In the past the Dorze were feared warriors, but now they are mainly devoted to agriculture and hand weaving.
The history of the Dorze is not very documented, however the anthropological and linguistic sources available state that the Dorze occupied the areas of the Gamo plateau in the Omo Valley, many centuries before the conquest by Menelik II, that occurred at the end of Nineteenth century.
According to the Dorze oral tradition, the society consisted of 25 clans, these clans all came from different areas but managed to give life to a united group settling on the highlands.
Before the introduction of Christianity the Dorze were animist and followed traditional beliefs, they believed in a supreme creator of the world called Tawa; Tawa communicated with men through mediators, these were the diviners called maros, they possessed divine powers to solve problems.
In addition to the creator god, the Dorze believed in the spirits and manifestations of nature.
Today the Dorze are Coptic Christians and are fervent practitioners.
The Dorze are famous for their huge huts, up to 12 meters high, that resemble a giant beehive; these huts are built with a very resistant bamboo structure and covered with an insulating layer made by weaving grass, false banana leaves and bamboo stem.
Although these huts appear fragile, they can last up to 80 years with proper maintenance and replacing areas of the roof that get most damaged by atmospheric agents.
If the termites attack the hut, the Dorze can simply remove it from its foundation and transfer it, thanks to its special structure; this allows the house to last much longer.
The houses are built very high because, each time the house is attacked by termites and ants, the affected area is removed and the structure is lowered; however, this also creates a problem with the entrance door that is likely to become too low.

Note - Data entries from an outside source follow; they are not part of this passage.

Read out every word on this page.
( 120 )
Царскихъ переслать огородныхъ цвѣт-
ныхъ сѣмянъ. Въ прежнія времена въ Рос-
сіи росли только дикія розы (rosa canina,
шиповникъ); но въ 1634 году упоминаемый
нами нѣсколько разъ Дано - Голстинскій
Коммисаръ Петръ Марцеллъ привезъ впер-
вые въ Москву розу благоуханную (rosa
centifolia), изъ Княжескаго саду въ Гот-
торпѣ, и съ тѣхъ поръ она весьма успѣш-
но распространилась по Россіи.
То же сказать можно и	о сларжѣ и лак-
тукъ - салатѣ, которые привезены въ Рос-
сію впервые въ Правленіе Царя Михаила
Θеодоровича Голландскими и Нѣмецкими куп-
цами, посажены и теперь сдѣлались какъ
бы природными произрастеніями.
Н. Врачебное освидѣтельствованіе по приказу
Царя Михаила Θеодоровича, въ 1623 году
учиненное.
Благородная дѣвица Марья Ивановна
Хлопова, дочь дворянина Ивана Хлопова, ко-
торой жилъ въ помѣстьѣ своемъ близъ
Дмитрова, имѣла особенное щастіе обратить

The Dorze have solved the problem by building, on the front of the hut, a protruding structure that they use as an antechamber but which allows you to cut a piece of roof and raise the door without affecting the supporting structure.
This structure looks like a big nose and, together with the two ventilation holes always placed on the front of the hut, make the construction resemble the face of an elephant.
The huts inside are incredibly spacious, the bamboo structure does not need support columns and the interior space houses a sleeping area for the whole family, an area where to light the fire, an area dedicated to the distillation of grappa and sorghum beer and where to store food supplies and finally an area where the animals are found.
Keeping the animals inside the hut has the double advantage of protecting them from thieves and having a natural and free source of heating during the cold nights on the highlands.
Each family lives in a compound formed by the main hut and other smaller huts, one of which is used as a kitchen, while the other is a sort of honeymoon shelter; in reality this hut is used by the new couples for three months, the time required to build the main hut.
Around the clearing dedicated to the huts there is a garden where the Dorze cultivate the enset, or false banana, cotton and coffee and where the main activities of the family are carried out.
In the fields outside the village the Dorze mainly cultivate sorghum and other cereals.
The women of the Dorze tribe have most of the responsibilities within the family, they take care of children and homes, are responsible for preparing food, spinning cotton, collecting firewood and especially processing the enset that represents the main food source.
The Dorze men spend most of their time in the fields, they also build huts and weave; the Dorze society is indeed famous for the hand-weaving industry, locally-woven cotton products are known as shama and are very beautiful and colorful.
The ancestral traditions have almost completely disappeared, some traces remain only during funerals and weddings.
Regarding funerals, members of the Dorze community sing and dance before, during and after the celebration of the funeral rites, that involve the whole village, these songs and dances have the function of defeating death and avenging the deceased.
For marriage, tradition has it that the future husband goes to the bride's house and kisses the knees of her relatives.
In the past the Dorze practiced male circumcision but this practice was abandoned almost totally, only some old clans continue to practice this ritual.